A research team led by Professors Laura Zanotti (Anthropology) and Kimberly Marion Suiseeya (Northwestern University) used innovative ethnographic concepts and methods to examine how Indigenous Peoples access, navigate, and cultivate power at the 2015 Paris Climate Summit (COP21) to shape global environmental governance. Onsite in Paris, 7 researchers documented Indigenous presence at the summit, ultimately collecting nearly 2 terabytes of data. Offsite, additional team members collected digital ethnographies for distant analysis of Indigenous representation during the summit. While organizers of COP21 noted efforts to include Indigenous People, the layout rules and regulations of the COP21 site (Le Bourget) created multiple structural, spatial and institutional constraints to access and engagement.

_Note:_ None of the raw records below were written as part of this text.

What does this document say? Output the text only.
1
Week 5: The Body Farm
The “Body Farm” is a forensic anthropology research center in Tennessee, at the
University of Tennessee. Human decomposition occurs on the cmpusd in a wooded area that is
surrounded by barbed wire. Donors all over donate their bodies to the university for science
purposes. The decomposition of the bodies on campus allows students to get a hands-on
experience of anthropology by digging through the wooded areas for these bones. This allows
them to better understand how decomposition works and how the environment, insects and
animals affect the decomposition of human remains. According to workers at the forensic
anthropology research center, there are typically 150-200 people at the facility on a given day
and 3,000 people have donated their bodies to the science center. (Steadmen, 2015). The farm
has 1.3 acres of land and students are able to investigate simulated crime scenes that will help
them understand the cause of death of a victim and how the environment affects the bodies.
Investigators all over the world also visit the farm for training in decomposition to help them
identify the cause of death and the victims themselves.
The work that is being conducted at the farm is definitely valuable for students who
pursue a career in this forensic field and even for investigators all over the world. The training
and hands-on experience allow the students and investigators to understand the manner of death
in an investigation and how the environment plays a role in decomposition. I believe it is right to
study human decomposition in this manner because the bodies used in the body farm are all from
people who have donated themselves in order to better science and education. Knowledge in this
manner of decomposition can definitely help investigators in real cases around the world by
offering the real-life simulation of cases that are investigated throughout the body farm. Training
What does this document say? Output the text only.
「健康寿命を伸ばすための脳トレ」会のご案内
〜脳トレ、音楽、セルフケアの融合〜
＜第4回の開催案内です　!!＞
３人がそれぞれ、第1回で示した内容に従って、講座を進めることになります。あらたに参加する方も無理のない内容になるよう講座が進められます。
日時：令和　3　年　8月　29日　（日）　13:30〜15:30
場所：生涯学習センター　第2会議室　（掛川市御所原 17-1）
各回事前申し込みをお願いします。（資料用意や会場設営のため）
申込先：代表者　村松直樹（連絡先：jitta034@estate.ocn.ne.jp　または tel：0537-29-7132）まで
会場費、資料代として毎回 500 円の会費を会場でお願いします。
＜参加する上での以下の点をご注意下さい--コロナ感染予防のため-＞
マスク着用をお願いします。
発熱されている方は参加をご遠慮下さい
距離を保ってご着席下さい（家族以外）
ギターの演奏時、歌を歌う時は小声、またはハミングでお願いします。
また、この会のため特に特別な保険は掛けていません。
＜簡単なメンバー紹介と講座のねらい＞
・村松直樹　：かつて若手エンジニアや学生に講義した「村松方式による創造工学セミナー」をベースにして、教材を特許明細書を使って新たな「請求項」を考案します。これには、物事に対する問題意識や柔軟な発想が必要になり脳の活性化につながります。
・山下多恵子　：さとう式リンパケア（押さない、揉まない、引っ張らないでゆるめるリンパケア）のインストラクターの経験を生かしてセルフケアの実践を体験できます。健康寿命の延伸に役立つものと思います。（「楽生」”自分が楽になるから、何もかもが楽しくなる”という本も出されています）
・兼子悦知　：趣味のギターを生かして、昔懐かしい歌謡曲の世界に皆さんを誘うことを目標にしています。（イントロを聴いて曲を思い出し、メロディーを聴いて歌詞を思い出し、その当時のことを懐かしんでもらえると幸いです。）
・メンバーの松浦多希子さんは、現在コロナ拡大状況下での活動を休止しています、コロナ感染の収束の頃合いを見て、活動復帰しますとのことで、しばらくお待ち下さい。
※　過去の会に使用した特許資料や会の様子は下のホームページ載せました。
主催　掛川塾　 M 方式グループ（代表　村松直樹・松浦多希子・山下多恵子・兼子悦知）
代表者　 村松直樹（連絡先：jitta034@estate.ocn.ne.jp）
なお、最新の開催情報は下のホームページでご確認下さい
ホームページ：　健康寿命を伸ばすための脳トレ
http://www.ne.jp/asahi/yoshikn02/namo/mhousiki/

The research team detailed two critical ways in which Indigenous Peoples navigated through these barriers to deepen their representation and influence at COP21: they created physical, visual, and digital spaces to sustain their voices as they moved in and through Le Bourget’s official negotiating spaces (Blue Zone) and public spaces (Green Zone); and they shifted representation away from the modes established by the COP organizers toward representation advanced by Indigenous Peoples.
Marion Suiseeya, K. R. and L. Zanotti (2019). Making Influence Visible: Innovating Ethnography at the Paris Climate Summit. Global Environmental Politics 19, 2, 38-60.